“You don’t think about disability when you’re out running. We’re just part of the community, we’re just like everybody else.”
When the Kerr family cross the finish line in the London Marathon on Sunday, it will mark the completion of their 50th marathon. An astounding achievement for anyone, but then you learn of their story.
David and Sandra Kerr welcomed their son, Aaron, in 1997, but when he was born, it was clear he had “some medical complications”. Now 25, Aaron is non-verbal and has a series of complex needs including cerebral palsy, epilepsy, and a chromosome disorder which means he uses a wheelchair.
At the age of 13, he underwent a kidney transplant, the organ donated by his father, but it was at that point that Sandra started to struggle mentally.

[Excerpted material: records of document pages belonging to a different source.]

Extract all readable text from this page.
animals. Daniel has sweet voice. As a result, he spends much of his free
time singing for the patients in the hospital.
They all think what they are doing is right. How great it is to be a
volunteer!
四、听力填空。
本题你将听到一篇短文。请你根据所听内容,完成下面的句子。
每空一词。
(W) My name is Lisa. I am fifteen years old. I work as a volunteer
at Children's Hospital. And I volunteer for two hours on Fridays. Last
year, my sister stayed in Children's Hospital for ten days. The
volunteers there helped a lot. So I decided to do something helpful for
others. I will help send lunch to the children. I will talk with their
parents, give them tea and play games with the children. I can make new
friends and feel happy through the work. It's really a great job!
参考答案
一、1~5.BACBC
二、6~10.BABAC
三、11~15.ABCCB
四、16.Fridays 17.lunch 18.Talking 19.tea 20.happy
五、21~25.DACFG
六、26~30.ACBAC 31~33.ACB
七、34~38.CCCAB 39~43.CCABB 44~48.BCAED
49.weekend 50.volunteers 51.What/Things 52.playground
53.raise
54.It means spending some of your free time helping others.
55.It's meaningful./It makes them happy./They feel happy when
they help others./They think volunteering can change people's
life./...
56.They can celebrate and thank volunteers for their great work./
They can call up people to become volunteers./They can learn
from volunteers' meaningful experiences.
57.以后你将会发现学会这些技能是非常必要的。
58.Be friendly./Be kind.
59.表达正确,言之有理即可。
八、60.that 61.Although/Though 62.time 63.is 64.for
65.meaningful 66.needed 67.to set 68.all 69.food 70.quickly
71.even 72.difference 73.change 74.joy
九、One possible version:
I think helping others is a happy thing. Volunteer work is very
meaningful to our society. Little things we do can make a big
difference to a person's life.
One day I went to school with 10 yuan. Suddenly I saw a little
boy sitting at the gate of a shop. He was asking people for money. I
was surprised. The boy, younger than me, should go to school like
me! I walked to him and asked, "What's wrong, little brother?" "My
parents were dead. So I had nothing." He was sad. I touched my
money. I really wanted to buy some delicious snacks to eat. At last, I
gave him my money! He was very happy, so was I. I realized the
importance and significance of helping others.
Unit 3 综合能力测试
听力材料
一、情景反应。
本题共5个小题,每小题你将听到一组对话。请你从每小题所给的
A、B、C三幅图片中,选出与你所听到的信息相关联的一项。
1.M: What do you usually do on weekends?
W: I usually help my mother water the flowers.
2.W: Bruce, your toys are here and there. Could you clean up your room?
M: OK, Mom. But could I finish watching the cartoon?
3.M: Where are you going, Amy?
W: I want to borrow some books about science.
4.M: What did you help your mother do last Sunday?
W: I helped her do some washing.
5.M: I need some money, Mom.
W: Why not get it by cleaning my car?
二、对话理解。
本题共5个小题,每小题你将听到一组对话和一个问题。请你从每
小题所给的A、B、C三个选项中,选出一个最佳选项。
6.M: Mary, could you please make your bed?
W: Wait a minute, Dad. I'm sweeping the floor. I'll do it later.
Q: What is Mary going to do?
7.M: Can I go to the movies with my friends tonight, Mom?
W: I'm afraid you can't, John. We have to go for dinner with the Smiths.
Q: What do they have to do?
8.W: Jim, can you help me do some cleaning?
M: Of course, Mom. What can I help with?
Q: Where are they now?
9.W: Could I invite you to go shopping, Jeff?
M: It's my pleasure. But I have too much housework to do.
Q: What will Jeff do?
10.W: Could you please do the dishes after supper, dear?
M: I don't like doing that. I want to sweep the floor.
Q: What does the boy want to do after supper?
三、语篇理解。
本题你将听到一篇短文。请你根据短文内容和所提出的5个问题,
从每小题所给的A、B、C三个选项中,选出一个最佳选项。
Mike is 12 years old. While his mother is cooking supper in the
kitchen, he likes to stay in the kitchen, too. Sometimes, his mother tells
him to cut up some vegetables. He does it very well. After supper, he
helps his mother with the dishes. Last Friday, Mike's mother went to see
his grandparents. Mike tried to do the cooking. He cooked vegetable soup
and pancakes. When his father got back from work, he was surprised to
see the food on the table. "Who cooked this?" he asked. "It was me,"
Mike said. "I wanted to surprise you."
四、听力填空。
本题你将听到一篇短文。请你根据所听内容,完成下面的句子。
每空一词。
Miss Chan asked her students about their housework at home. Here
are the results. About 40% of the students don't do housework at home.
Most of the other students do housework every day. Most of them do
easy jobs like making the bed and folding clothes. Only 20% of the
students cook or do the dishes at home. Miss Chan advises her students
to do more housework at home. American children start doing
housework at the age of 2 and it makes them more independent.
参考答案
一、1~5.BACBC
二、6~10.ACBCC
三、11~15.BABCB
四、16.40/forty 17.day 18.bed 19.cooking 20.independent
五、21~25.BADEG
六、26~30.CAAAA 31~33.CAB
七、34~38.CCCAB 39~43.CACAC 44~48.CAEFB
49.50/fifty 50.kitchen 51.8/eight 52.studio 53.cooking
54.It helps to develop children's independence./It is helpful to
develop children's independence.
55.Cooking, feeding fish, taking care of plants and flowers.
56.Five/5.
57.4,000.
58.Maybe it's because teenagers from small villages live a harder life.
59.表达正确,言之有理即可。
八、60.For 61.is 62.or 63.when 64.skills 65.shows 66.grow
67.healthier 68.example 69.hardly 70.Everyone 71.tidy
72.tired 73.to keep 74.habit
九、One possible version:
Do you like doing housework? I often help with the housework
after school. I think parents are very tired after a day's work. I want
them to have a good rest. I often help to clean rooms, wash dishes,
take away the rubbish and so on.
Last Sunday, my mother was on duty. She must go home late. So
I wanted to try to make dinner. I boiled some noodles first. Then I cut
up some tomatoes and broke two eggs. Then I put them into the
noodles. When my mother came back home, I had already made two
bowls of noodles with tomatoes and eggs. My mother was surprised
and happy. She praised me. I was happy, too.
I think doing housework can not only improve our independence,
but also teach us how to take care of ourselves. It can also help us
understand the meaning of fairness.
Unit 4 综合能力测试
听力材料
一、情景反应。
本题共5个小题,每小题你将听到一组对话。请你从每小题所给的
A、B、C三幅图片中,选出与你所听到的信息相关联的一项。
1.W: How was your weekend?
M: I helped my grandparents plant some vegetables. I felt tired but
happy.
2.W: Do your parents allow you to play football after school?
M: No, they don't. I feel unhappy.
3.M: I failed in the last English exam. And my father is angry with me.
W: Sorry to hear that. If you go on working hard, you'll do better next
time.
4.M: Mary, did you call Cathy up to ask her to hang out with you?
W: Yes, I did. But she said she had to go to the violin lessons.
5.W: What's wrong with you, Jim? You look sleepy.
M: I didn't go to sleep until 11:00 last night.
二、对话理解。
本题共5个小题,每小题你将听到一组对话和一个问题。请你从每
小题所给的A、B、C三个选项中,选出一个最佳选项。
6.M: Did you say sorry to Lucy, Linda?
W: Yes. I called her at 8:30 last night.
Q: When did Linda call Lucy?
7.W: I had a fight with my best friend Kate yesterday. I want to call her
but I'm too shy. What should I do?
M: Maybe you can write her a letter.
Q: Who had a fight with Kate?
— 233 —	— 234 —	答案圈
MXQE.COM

“At the time, I just went into automatic, and just did what I had to do,” she tells BBC Sport. “A few months afterwards, when things settled down, even though Aaron was doing very well, the enormity of it just hit me.”
Sandra tried medication and counselling, but it was running that did the trick.
“It was like she was her old self, it did so much for her, not just physically, but for her mental health it was really having a benefit,” says David.
“I thought was there a way that we could get involved somehow as a family, we would stay fit, it would help our mental health, and it would give Aaron something as well.
“It’s indescribable almost. For the first time in I don’t know how long, we actually felt that we were part of something.”
That was in 2014. Eight years on, the Kerr family, from Annahilt, Northern Ireland, have completed 49 marathons to date, including Dublin and Manchester, with David and Sandra pushing Aaron in an adapted wheelchair.